I found this instructive post on github on how to deal with missing data but I am having a bit trouble understanding one detail:Multivariate normal fit with missing values in STAN · GitHub
I pasted the code below so we can see better, not sure if this is the right way to quote a github post, if anything, feel free to delete this post.
My question is regarding y_miss parameter, it seems like it’s making all missing value into a long vector, treat it as unknown parameter and impute values in. But how does Stan know to match the missing location, for instance if th only missing location is row 4 column 3, to the 3rd variable generated from multivariate normal whose mean is -5.
To be more specific, if the missing location is at row 4 column 3, the y_miss vector will be of length 1, and in generated parameter section, we will be assigning y[4,3] ← y_miss where y_miss is a scalar, in reality the missing value is for the thrid variable whose mean is -5, but how does Stan guarentee that the y_miss value will be a random variable with mean -5 but not 10 or 5, in his example?
library(rstan)
library(MASS)
# Simulate some data
mu <- c(10, 5, -5)
Sig <- matrix(c(1, 0.7, 0.8,
0.7, 2, 0.2,
0.8, 0.2, 1.5),
3, 3)
N <- 100
dat <- mvrnorm(N, mu, Sig)
# Randomly remove some data
nmiss <- 115
miss <- sample.int(prod(dim(dat)), size = nmiss)
dat[miss] <- NA
# Extract the missing values into a VECTOR
dat_complete <- dat[!is.na(dat)]
# Extract the missing and present values as MATRICES
ind_pres <- which(!is.na(dat), arr.ind = TRUE)

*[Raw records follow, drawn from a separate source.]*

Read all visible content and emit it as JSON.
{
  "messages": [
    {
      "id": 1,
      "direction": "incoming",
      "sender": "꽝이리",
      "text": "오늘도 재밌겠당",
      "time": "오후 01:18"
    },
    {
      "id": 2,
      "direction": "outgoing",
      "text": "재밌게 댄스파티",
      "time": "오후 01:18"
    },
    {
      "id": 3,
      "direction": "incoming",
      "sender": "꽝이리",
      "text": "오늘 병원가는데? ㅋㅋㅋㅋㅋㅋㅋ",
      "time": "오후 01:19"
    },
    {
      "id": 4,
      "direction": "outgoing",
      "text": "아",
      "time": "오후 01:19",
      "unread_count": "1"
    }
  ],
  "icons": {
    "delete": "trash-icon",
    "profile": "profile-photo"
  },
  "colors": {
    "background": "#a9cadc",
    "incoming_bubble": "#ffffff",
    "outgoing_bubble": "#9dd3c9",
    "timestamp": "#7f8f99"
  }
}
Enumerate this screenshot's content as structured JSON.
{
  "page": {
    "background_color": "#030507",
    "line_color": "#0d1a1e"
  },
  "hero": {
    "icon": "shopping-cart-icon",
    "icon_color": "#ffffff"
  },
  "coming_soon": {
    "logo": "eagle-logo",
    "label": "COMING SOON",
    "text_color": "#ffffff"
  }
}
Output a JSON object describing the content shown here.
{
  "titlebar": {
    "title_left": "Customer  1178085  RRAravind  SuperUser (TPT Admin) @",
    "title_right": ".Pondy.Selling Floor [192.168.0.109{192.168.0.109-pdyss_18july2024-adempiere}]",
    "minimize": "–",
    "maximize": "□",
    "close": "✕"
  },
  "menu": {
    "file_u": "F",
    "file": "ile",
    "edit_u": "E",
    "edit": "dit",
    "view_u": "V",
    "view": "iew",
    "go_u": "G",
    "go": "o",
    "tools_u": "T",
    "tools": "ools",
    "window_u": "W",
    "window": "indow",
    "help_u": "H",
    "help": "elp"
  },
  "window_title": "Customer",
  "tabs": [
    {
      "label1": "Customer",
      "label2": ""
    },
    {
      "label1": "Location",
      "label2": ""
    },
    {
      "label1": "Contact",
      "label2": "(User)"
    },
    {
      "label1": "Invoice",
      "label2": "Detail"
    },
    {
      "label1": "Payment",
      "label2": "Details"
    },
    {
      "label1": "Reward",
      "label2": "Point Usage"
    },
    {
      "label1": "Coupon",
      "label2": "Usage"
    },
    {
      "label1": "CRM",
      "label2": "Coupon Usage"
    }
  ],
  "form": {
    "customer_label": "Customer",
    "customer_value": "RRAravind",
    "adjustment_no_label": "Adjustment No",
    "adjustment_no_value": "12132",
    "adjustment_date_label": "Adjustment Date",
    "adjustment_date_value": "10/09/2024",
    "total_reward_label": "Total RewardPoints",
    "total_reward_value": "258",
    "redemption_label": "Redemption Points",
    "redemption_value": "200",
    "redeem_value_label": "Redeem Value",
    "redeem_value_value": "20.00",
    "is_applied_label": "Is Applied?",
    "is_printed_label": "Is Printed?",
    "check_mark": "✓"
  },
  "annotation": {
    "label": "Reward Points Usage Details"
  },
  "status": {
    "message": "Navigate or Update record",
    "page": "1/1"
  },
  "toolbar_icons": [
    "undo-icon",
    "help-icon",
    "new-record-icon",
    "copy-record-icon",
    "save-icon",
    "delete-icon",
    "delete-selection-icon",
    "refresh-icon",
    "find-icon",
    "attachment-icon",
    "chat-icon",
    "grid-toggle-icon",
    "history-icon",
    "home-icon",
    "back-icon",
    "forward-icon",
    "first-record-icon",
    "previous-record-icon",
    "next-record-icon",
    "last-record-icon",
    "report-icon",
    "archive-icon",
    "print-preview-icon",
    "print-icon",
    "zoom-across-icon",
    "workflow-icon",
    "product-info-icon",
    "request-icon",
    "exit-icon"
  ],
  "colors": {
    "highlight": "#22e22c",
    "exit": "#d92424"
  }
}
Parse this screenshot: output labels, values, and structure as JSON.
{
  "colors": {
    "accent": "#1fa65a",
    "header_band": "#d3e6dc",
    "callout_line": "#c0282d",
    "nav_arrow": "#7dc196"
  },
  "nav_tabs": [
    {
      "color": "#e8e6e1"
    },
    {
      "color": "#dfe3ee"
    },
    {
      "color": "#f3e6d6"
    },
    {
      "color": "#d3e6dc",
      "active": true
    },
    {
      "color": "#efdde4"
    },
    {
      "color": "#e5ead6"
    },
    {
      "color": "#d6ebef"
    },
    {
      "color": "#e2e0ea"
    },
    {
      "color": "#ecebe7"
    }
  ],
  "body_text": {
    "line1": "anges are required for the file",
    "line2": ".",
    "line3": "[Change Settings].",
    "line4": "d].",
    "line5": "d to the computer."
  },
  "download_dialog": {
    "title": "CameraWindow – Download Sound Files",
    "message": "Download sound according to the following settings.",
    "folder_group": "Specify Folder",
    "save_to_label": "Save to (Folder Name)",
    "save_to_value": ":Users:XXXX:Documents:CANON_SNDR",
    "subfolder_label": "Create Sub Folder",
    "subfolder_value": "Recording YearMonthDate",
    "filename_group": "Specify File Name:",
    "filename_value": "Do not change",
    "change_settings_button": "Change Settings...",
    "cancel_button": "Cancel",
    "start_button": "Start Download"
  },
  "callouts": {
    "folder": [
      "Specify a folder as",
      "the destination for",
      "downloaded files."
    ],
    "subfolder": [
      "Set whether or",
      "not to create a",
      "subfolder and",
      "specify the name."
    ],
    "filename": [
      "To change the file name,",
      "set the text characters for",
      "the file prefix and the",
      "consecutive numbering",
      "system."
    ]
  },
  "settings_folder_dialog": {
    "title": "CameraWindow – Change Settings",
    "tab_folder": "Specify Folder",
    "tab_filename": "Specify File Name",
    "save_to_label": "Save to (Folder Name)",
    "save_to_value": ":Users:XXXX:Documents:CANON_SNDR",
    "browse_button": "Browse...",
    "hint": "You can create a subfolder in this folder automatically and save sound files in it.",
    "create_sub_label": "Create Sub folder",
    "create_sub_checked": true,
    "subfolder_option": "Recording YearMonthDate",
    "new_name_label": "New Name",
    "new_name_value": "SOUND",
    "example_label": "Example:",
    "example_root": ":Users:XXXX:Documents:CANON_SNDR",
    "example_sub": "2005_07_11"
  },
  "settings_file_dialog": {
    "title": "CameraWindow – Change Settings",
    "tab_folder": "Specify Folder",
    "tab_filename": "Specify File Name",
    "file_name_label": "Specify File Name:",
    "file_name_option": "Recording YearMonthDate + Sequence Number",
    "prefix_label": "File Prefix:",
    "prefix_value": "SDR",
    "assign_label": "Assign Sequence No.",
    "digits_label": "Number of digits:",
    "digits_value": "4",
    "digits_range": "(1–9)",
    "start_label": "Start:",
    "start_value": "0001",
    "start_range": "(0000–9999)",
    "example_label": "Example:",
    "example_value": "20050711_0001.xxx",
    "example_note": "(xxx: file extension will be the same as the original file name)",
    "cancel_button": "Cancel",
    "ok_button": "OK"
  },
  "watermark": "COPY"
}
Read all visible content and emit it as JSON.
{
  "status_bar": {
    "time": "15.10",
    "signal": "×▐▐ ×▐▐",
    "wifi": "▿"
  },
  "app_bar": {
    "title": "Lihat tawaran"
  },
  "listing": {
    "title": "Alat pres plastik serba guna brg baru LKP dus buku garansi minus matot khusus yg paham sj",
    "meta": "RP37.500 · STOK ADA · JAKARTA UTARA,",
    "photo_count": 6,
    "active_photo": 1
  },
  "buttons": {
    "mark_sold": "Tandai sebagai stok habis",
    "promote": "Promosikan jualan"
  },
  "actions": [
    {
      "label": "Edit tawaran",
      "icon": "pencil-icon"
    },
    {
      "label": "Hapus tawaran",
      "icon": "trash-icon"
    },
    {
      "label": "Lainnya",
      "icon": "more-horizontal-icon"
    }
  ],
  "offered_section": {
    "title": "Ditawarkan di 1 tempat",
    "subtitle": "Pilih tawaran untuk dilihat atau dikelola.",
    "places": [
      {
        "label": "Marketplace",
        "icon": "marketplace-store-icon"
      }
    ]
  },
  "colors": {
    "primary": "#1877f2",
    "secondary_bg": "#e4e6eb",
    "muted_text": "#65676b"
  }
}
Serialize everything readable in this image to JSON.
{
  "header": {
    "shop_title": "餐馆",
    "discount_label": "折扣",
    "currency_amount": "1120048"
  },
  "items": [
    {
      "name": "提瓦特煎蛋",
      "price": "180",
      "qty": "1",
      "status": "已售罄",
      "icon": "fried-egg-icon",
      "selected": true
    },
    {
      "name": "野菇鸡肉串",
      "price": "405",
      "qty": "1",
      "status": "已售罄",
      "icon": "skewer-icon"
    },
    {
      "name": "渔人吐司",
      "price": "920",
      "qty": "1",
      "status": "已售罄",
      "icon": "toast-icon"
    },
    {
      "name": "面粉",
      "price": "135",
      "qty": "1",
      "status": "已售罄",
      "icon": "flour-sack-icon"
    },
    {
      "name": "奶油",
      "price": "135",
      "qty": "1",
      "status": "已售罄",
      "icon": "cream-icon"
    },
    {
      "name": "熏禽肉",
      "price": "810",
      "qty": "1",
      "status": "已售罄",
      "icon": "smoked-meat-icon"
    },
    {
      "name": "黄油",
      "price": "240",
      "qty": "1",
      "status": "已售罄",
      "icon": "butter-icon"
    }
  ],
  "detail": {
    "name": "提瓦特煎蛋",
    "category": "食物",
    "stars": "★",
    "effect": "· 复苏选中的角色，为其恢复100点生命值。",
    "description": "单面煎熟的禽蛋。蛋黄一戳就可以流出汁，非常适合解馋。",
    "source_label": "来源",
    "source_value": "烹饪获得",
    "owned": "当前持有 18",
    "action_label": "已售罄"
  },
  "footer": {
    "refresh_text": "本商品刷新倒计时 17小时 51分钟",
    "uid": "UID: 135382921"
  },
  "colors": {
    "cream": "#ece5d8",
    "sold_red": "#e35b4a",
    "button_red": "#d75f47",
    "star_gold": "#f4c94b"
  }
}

ind_miss <- which(is.na(dat), arr.ind = TRUE)
# STAN model
mod.nomiss <- '
data {
int<lower=0> Nrow;
int<lower=0> Ncol;
int<lower=0> Ncomp; // Number of non-missing values
int<lower=0> Nmiss; // Number of missing values
real dat_complete[Ncomp]; // Vector of non-missing values
int ind_pres[Ncomp, 2]; // Matrix (row, col) of non-missing value indices
int ind_miss[Nmiss, 2]; // Matrix (row, col) of missing value indices
}
parameters {
// Multivariate normal distribution parameters
vector[Ncol] mu;
cov_matrix[Ncol] Sigma;
// Vector containing "stochastic" nodes (for filling missing values
real ymiss[Nmiss];
}
transformed parameters {
vector[Ncol] y[Nrow]; // The "data" with interpolated missing values
// Fill y with non-missing values
for(n in 1:Ncomp) {
y[ind_pres[n,1]][ind_pres[n,2]] <- dat_complete[n];
}
// Fill the rest of y with missing value "parameters"
for(n in 1:Nmiss){
y[ind_miss[n,1]][ind_miss[n,2]] <- ymiss[n];
}
}
model {
for(i in 1:Nrow){
y[i] ~ multi_normal(mu, Sigma);
}
}
'
mod.data <- list(Nrow = nrow(dat),
Ncol = ncol(dat),
Ncomp = length(dat_complete),
Nmiss = sum(is.na(dat)),
dat_complete = dat_complete,
ind_pres = ind_pres,
ind_miss = ind_miss)
fit <- stan(model_code = mod.nomiss, data = mod.data,
iter = 1000, chains = 3, verbose=TRUE,
pars = c("mu", "Sigma"))
****